# Thread: Complex number.. need an idea to start..

1. ## Complex number.. need an idea to start..

1. The problem statement, all variables and given/known data

Find the principal value of i^2i

2. Relevant equations

principal value = Ln r + iArg(z)

3. The attempt at a solution
dont know how to start..

2. Originally Posted by nameck
1. The problem statement, all variables and given/known data

Find the principal value of i^2i

2. Relevant equations

principal value = Ln r + iArg(z)

3. The attempt at a solution
dont know how to start..
Are you asking for the principle value of $\ln(i^{2i})$? If so it would be nice if you say so.

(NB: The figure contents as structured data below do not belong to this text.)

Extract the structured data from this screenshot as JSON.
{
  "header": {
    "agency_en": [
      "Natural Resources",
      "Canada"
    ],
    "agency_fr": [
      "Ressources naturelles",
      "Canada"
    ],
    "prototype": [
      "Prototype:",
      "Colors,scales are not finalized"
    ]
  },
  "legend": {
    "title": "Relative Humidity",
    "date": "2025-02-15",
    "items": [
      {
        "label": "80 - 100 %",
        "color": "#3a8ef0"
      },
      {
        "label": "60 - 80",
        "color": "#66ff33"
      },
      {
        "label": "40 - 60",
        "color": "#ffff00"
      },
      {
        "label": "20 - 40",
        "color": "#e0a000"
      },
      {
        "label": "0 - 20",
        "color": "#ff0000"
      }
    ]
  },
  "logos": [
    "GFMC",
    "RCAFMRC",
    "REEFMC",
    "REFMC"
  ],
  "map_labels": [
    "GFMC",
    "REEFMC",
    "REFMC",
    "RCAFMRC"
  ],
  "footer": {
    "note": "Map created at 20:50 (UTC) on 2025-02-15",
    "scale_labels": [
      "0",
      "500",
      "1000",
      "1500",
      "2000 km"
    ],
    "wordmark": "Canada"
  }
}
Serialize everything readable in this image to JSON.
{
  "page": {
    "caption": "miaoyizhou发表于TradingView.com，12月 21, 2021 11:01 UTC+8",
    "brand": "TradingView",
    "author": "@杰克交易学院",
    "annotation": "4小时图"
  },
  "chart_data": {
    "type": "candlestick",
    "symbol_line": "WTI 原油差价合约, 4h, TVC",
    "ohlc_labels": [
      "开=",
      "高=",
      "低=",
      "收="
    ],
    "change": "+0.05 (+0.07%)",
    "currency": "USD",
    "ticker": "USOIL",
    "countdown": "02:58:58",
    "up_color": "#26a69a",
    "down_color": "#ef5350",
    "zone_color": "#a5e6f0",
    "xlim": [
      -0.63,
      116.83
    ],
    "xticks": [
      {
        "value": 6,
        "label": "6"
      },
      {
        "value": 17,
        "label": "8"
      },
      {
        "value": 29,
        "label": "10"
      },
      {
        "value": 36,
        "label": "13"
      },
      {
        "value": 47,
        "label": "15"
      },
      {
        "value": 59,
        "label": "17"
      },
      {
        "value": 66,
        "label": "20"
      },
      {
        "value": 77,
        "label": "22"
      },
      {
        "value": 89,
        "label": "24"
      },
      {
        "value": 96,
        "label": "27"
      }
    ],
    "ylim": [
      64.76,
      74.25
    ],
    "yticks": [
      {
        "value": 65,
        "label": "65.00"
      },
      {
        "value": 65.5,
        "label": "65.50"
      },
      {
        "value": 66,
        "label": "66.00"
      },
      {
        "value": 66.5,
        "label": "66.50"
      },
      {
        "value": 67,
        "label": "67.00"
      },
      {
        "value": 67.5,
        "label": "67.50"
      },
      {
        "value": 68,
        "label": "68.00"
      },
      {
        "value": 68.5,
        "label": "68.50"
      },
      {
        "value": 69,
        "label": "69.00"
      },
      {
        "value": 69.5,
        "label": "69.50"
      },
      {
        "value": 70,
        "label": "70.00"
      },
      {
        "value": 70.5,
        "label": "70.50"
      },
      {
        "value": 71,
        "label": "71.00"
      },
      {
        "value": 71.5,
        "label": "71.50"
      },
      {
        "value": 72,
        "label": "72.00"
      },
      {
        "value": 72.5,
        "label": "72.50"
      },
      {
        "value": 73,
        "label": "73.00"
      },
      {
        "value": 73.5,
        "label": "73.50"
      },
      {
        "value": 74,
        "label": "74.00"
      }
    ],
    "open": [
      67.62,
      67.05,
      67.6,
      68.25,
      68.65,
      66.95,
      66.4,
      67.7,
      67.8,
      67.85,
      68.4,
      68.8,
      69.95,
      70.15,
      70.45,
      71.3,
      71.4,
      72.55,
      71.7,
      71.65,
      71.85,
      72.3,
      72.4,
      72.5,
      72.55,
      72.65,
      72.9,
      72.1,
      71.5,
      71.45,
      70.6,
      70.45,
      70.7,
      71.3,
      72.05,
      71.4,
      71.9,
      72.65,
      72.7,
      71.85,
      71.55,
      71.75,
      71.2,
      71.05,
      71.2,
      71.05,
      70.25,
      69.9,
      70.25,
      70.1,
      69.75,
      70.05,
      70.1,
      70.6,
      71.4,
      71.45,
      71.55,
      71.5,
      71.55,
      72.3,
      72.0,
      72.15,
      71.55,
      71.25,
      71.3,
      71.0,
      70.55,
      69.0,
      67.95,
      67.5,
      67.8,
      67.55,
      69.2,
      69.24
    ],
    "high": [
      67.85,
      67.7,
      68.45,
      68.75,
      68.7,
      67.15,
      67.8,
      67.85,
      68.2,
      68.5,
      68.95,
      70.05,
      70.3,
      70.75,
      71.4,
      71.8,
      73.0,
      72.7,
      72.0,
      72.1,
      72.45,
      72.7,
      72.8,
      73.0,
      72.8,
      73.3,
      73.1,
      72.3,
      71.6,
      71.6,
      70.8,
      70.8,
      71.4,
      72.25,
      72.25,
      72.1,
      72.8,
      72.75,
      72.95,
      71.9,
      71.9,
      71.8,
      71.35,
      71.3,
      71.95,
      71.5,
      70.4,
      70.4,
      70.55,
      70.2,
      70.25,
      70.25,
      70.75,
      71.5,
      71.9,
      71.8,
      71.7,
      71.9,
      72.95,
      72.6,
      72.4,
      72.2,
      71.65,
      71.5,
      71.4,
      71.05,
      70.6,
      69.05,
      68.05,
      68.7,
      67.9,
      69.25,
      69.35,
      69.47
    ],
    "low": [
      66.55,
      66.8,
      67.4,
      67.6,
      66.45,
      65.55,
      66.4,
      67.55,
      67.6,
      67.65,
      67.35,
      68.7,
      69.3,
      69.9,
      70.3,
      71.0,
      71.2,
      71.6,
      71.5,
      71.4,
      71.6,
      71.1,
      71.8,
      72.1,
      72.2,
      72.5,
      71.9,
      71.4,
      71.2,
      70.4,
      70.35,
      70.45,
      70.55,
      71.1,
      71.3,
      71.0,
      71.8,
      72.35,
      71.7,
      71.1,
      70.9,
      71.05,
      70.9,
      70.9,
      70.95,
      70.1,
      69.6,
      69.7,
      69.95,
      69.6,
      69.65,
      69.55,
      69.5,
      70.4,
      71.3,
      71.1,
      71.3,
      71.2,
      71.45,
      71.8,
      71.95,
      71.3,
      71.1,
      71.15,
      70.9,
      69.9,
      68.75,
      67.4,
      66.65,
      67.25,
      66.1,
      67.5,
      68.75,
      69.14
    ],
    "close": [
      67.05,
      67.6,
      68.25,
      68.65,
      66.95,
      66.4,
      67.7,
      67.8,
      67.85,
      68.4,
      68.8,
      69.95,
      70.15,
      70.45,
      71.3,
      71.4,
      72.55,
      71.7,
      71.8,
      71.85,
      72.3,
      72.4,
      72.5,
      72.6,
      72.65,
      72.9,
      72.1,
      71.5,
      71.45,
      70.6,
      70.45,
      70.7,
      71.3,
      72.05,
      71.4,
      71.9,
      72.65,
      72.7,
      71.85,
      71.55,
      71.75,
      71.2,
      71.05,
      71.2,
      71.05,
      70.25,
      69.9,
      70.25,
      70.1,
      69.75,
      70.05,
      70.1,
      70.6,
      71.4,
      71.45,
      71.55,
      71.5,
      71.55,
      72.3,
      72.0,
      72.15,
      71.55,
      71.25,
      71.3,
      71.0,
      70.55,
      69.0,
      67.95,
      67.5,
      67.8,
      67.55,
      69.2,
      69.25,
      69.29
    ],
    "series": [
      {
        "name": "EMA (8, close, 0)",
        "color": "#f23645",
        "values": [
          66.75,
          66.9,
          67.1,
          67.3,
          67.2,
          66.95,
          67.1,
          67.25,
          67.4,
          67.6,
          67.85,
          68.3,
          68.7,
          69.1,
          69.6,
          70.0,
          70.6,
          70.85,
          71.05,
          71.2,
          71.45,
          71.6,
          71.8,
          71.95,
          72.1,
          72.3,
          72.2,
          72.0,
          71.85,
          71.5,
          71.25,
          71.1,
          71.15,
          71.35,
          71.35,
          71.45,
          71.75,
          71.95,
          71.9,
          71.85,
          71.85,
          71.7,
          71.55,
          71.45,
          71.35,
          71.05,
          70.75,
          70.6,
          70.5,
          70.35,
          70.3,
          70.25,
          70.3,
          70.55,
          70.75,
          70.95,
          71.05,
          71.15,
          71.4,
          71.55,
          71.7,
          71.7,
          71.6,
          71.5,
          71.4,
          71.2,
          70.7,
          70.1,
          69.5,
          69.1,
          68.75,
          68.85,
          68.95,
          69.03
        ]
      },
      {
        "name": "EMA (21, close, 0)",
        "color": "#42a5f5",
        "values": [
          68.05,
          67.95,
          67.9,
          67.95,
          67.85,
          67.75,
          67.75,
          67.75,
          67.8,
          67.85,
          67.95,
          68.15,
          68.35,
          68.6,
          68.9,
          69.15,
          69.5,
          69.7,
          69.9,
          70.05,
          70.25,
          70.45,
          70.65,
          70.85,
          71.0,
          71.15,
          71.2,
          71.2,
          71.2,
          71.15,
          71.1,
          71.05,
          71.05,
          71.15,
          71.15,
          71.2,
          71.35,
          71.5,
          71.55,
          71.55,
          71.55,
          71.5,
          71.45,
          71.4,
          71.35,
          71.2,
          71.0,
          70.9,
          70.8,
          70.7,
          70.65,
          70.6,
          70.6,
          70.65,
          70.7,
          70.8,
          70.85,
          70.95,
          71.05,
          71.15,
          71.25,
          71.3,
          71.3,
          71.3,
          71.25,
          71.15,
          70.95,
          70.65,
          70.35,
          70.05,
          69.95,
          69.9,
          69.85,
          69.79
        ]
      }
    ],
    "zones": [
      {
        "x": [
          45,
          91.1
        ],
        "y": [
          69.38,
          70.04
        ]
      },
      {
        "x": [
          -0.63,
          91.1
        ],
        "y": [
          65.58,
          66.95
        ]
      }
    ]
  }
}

(start by writing $i$ in exponetial form: $i=r e^{i\theta}$, with $r=1$ and $\theta = \pi/2 + 2n\pi$)

CB

3. I think we are to find the principle value of $i^{2i}$.
$
i^{2i} = \exp \left( {2i\text{Log}(i)} \right) = \exp \left( {(2i)\left( {i\frac{\pi }{2}} \right)} \right) = ?$

4. Yes Plato u are right..

5. I dif that for you. Can you finish?

6. Originally Posted by Plato
I think we are to find the principle value of $i^{2i}$.
$
i^{2i} = \exp \left( {2i\text{Log}(i)} \right) = \exp \left( {(2i)\left( {i\frac{\pi }{2}} \right)} \right) = ?$
how did u get pi/2?

7. Originally Posted by nameck
how did u get pi/2?
The principle value of $z^w=\exp\left(w\cdot\text{Log}(z)\right)$.
Now $\text{Arg}(i)=\frac{\pi}{2}$ and $|i|=1$ so $\ln(1)=0$

8. Originally Posted by Plato
I think we are to find the principle value of $i^{2i}$.
$
i^{2i} = \exp \left( {2i\text{Log}(i)} \right) = \exp \left( {(2i)\left( {i\frac{\pi }{2}} \right)} \right) = ?$
when did u insert Arg(z)?